From Myths to Evidence: A Clinical Review of Ovarian Cysts

Ovarian cysts are fluid-filled sacs on or around the ovaries. The female body has two ovaries responsible for the production of eggs and hormones for reproductive activity. Ovarian cysts are mostly linked to the reproductive cycle. However, they also affect post-menopausal women.

Causes of ovarian cysts may be functional or pathological.

Functional Cyst: These develop as a part of the normal process of fertilization. They are more common than pathological cysts and are often benign. These cysts usually resolve on their own within months.

  • Follicular Cyst: The ovaries contain many follicles, about 300,000, that house the eggs. During puberty, these follicles mature and release the eggs. Follicular cysts happen when these follicles do not release the egg but rather get swollen and filled with fluid.
  • Corpus Luteum Cyst: These happen when the progesterone-producing corpus luteum, after ovulation, does not dissolve but instead produces a cyst.

Pathological Cyst: These are caused by abnormal cell growth and can occur before or after menopause. They can be filled with fluid (cystic) or be solid-like. These do not usually resolve on their own and may require surgical removal. They include the cystadenomas, teratomas, endometriomas, and ovarian cancer cysts.

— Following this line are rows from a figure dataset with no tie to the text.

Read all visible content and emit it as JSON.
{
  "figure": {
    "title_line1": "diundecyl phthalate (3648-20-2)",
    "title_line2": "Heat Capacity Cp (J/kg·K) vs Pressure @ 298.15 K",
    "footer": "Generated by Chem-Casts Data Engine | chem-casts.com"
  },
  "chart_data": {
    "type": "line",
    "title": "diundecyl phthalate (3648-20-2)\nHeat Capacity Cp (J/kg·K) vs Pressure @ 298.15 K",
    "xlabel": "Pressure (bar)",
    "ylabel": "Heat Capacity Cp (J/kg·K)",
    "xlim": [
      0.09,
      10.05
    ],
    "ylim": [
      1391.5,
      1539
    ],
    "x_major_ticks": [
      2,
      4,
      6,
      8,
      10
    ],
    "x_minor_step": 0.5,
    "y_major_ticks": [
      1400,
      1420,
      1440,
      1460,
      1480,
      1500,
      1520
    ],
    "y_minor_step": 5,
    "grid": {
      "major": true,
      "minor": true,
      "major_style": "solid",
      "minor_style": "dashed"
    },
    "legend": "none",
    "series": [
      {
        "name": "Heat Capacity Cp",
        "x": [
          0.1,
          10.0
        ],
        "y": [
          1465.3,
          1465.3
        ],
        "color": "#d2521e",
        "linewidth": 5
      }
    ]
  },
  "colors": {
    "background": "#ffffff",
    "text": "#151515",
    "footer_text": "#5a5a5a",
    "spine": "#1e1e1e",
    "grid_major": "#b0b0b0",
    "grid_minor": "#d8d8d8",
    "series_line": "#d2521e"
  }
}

Symptoms and Complications of Ovarian Cysts

Cysts can be asymptomatic and unnoticed. In other cases, they might get twisted (ovarian torsion), rupture, or bleed. Most of the symptoms present as

  • Pelvic pain

  • Bowel movement discomfort

  • Inability to pass urine

  • Sudden weight gain, especially in the stomach

  • Unexplainable vaginal bleeding

A pelvic exam is done to detect any swelling or cysts in the body. If detected, the doctor may suggest ultrasound, hormonal, blood, and pregnancy tests.

Treatments

Observation: As most functional cysts are usually asymptomatic and go away without treatment, the health practitioner may recommend observation and checkups in weeks or months.

Medication: Medications are prescribed as a form of auxiliary treatment for the management of ovarian cysts. They manage the symptoms or the causative reason. Ibuprofen and/or paracetamol are given for pain management, contraceptives are given to maintain hormonal balance, doxycycline and/or ceftriaxone are used for inflamed cysts. Checkups are also recommended to monitor cyst growth.

Surgery: Usually associated with pathological cysts. Surgery is recommended based on the size, type, symptoms, and growth of the cyst. The two types of surgery for ovarian cysts are laparotomy and laparoscopy. Both are performed under general anesthesia.

Common Myths about Ovarian Cyst 

All ovarian cysts in reproductive-age women are benign and require no follow-up.
→ While many are benign, complex cysts, endometriomas, or persistent cysts can be early signs of malignancy or conditions like endometriosis and need follow-up imaging or referral.

Ultrasound findings of cysts don’t need documentation if asymptomatic.
→ Some physicians may underreport or ignore incidental cysts, especially if the patient isn’t presenting with pain, delaying care if the cyst becomes symptomatic.

Painful cysts should be immediately surgically removed.
→ A reflex to surgical intervention overlooks conservative management. Many cysts, even painful ones, can resolve with monitoring unless they rupture, twist, or show malignancy signs.

Ovarian cysts = PCOS
→ Some may conflate simple cysts with polycystic ovary syndrome (PCOS), failing to distinguish between transient functional cysts and the endocrine-metabolic disorder PCOS.

Once a woman has a cyst, she must avoid hormonal contraception.
→ A myth rooted in fear of exacerbation, but in reality, combined oral contraceptives can reduce the recurrence of functional cysts.

Ovarian cysts are not an emergency unless there's visible bleeding.

→ Doctors may underestimate the seriousness of ovarian torsion or ruptured hemorrhagic cysts, which require urgent care even in the absence of vaginal bleeding.

Teenagers cannot develop ovarian cysts.
→ Some clinicians overlook or misattribute pelvic pain in adolescents, assuming cysts are unlikely, though they are common even in post-menarche girls.

If CA-125 is normal, malignancy can be ruled out.
→ CA-125 is nonspecific and can be normal in early-stage ovarian cancer. Overreliance without proper risk stratification (like RMI or IOTA rules) is a clinical error.

Ovarian cysts are rarely seen in postmenopausal women.
→ They can occur, and any cyst in postmenopausal women warrants more scrutiny due to higher malignancy risk.

Fertility treatment should be postponed until cysts resolve, no matter the type.
→ Not all cysts interfere with assisted reproductive technologies. Blanket delays can be unnecessary and frustrating for patients.